If there’s a list of people to avoid watching a movie with, Nigerian parents should be on top of that list. This posts prove that.
1. They will mess with the volume at every chance they get
The volume of the TV or sound system is always too high or too low for them. Like this thing is not that deep, so why can’t they make up their minds?
2. They will play the role of the annoying narrator
It’s bad enough to have to watch a movie with your parents. But if it’s a movie they’re really invested in, you’re in for some expereince. It is one thing to make occasional remarks, but they go way overboard and narrate everything that happens in a scene, ask questions you can’t answer and predict what will happen in the next.
3. Their dramatic reaction to every scene is not cute, it’s annoying
If you think the commentary is the worst thing that could happen, wait until the movie hits the climax. It’s the muffled shouts, dramatic grimace, clenched jaws, the deep sighs. These things are not cute.
4. They will find an opportunity to ask you a question you don’t want to answer
When something close to a sex scene comes on and you’re trying to figure out a way to deal with the awkwardness that comes with it, they see a window to ask you the number of people you’re sleeping with. Friendly advice: it’s a trap, don’t fall for it.
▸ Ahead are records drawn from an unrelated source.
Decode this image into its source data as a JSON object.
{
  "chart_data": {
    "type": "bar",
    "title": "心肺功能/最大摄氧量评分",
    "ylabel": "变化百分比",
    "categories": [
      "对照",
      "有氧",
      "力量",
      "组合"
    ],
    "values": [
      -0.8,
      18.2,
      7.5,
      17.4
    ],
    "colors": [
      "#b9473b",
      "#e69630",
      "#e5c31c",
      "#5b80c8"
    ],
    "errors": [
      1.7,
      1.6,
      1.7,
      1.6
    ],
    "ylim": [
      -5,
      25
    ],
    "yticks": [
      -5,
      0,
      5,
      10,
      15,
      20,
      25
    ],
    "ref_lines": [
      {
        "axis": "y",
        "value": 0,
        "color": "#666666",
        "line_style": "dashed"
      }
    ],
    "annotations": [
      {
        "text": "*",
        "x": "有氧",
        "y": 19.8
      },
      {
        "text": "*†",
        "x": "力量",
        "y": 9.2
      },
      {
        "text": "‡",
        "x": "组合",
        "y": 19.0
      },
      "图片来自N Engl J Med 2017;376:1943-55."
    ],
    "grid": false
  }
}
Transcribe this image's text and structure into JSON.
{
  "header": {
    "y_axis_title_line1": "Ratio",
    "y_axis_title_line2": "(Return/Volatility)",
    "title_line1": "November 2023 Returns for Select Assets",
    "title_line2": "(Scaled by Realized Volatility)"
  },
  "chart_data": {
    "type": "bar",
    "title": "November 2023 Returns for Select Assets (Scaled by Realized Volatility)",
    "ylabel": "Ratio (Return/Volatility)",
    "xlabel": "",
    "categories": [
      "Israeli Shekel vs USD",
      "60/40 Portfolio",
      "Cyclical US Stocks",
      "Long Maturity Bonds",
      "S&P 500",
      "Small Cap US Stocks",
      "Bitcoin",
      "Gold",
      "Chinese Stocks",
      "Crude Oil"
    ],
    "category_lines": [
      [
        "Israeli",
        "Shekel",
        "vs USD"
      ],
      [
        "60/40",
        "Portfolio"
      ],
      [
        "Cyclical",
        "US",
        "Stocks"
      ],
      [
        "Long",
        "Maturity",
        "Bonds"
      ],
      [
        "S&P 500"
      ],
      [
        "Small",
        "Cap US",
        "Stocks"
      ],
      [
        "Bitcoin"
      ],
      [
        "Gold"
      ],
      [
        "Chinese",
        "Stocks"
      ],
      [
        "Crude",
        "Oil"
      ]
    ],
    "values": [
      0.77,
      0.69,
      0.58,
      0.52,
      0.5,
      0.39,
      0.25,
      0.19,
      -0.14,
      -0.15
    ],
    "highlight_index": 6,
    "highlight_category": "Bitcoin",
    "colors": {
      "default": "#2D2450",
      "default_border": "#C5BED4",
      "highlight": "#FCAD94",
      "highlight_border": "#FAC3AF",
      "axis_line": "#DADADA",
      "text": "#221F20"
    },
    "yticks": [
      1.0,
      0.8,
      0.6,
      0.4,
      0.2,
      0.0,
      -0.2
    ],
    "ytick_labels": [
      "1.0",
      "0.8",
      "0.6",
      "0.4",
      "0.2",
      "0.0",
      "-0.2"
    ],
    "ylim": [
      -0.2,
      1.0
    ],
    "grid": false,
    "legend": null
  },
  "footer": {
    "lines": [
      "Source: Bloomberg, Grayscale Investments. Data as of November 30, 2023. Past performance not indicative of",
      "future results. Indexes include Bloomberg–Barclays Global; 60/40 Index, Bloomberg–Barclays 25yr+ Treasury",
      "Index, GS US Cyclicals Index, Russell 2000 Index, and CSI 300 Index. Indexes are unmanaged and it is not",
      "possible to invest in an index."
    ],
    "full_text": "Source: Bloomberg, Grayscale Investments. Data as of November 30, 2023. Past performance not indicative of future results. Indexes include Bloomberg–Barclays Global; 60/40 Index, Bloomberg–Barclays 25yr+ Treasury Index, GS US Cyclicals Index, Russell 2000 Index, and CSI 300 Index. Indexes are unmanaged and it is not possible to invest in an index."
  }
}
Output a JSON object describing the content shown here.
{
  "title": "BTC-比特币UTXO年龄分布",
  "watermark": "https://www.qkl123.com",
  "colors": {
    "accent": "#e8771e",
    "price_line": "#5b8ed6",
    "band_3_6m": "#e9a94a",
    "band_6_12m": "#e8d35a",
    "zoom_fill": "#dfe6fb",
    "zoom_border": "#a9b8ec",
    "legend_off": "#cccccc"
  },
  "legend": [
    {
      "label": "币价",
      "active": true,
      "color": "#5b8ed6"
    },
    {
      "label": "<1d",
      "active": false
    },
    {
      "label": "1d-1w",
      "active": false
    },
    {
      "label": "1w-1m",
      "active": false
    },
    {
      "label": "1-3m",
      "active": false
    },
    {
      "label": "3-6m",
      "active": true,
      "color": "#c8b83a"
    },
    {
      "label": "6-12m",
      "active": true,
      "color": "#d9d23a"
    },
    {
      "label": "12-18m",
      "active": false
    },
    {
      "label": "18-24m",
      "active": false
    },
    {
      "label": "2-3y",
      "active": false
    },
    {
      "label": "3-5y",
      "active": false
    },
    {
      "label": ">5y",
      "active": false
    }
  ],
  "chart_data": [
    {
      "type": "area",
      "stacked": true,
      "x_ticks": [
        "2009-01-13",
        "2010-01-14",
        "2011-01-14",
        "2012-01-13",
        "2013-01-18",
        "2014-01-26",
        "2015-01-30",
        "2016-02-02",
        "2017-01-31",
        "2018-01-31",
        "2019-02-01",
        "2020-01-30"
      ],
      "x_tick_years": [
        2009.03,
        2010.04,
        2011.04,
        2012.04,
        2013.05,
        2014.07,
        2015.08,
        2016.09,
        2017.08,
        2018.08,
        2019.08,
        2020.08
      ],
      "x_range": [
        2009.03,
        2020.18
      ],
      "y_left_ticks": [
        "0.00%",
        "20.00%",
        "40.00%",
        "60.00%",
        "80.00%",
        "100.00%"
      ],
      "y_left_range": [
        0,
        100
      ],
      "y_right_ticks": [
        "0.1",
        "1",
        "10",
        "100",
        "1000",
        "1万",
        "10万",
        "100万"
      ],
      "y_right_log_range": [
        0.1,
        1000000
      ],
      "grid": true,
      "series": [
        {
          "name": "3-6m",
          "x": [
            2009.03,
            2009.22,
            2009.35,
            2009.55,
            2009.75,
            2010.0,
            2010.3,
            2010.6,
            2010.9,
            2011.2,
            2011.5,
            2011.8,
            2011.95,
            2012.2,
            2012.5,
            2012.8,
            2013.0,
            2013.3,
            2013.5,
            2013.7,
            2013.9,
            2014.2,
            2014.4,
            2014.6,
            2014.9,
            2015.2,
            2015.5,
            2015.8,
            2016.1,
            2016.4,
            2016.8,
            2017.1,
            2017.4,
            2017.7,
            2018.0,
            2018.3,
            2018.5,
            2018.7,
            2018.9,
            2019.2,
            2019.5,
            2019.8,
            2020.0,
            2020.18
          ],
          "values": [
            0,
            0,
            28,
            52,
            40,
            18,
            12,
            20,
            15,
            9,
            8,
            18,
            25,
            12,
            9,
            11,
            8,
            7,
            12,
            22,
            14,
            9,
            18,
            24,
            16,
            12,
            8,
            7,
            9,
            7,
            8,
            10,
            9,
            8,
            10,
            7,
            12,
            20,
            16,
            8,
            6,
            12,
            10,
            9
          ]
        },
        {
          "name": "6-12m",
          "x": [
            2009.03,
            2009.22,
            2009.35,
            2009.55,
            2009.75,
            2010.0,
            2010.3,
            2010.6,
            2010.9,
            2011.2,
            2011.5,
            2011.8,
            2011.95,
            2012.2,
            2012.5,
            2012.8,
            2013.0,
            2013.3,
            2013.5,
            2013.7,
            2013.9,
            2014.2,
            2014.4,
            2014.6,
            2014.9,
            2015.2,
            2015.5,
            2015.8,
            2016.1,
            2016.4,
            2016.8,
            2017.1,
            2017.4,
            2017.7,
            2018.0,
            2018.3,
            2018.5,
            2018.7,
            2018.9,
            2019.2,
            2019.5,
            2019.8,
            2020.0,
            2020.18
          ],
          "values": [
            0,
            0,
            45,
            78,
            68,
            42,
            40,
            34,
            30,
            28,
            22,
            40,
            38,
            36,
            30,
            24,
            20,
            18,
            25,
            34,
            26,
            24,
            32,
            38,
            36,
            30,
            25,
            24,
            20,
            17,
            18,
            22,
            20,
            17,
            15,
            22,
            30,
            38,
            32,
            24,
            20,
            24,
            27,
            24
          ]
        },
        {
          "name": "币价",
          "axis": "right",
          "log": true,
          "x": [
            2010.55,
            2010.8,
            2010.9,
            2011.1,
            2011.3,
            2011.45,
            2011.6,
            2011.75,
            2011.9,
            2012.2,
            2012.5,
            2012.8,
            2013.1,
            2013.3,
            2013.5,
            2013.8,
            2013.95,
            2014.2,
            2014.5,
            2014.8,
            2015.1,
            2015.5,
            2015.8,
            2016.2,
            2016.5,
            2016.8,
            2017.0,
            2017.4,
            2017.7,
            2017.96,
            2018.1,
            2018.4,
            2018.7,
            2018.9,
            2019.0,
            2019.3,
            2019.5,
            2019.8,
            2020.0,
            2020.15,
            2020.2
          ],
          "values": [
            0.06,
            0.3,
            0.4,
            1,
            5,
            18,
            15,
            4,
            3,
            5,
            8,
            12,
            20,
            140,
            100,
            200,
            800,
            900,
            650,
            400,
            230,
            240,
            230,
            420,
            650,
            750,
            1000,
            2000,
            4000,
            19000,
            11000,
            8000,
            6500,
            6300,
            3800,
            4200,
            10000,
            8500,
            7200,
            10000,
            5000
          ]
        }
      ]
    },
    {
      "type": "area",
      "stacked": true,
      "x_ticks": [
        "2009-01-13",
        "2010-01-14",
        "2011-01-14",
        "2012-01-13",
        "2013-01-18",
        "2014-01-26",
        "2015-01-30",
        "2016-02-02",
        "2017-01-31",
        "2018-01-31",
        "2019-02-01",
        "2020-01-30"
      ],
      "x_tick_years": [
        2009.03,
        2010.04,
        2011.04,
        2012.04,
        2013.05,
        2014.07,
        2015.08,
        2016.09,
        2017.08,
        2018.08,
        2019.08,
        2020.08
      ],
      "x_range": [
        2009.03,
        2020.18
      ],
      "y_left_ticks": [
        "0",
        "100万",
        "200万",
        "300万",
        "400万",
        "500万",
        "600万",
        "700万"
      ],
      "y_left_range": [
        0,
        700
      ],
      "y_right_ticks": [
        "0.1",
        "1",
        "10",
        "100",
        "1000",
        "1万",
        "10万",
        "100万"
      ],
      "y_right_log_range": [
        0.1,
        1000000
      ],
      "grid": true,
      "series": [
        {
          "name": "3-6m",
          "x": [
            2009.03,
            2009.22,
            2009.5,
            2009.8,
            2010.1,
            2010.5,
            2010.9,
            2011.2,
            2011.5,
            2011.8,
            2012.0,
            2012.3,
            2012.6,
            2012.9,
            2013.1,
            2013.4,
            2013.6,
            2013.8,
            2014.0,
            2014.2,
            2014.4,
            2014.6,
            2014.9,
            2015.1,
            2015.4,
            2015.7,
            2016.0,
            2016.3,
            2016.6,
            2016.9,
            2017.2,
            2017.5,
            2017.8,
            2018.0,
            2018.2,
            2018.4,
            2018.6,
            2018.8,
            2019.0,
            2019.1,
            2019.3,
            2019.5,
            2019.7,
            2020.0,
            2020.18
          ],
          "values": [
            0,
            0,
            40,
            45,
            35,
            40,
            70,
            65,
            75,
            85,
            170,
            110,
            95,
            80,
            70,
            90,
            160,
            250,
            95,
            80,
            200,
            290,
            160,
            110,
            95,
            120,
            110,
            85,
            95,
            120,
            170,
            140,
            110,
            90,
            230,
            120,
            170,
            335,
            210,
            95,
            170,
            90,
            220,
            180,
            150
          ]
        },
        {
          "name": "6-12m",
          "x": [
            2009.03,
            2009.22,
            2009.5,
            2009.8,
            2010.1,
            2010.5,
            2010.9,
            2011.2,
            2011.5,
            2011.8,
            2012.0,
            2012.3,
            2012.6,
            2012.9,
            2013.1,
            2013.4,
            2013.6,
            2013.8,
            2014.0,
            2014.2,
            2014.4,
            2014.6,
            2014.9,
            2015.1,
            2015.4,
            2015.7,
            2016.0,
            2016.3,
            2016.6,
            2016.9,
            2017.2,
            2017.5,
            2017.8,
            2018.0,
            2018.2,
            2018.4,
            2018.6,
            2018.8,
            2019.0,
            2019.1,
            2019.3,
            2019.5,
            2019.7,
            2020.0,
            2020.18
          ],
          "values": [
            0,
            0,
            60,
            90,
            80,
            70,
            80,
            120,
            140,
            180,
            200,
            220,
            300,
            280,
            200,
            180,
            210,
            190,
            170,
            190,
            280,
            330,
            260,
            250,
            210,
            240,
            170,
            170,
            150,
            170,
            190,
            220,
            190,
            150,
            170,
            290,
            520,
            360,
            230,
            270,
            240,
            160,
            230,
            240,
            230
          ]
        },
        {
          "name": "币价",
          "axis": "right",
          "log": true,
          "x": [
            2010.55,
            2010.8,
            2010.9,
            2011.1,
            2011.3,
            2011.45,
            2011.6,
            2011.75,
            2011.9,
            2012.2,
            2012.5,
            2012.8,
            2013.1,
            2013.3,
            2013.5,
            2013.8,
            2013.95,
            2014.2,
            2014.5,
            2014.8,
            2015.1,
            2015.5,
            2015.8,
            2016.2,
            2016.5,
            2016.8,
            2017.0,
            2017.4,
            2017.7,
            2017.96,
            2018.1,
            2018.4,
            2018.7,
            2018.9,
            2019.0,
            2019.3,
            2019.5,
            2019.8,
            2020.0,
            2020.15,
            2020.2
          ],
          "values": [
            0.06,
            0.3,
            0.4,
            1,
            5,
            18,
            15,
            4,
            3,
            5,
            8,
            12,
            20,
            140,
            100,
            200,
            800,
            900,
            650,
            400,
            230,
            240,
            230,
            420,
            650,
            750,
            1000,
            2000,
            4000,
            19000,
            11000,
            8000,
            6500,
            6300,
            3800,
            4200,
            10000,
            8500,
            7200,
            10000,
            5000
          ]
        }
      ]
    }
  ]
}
5. They will give you a lecture you don’t need
Nigerian parents don’t watch movies for fun. They watch for the morals and the lessons you can learn from it. Chances are that they will sit you down to talk to you about things you shouldn’t do as depicted in the movie: don’t have sex, don’t keep more than two friends, don’t stay out later than 6 pm, and stuff like that. Do you really have time for that?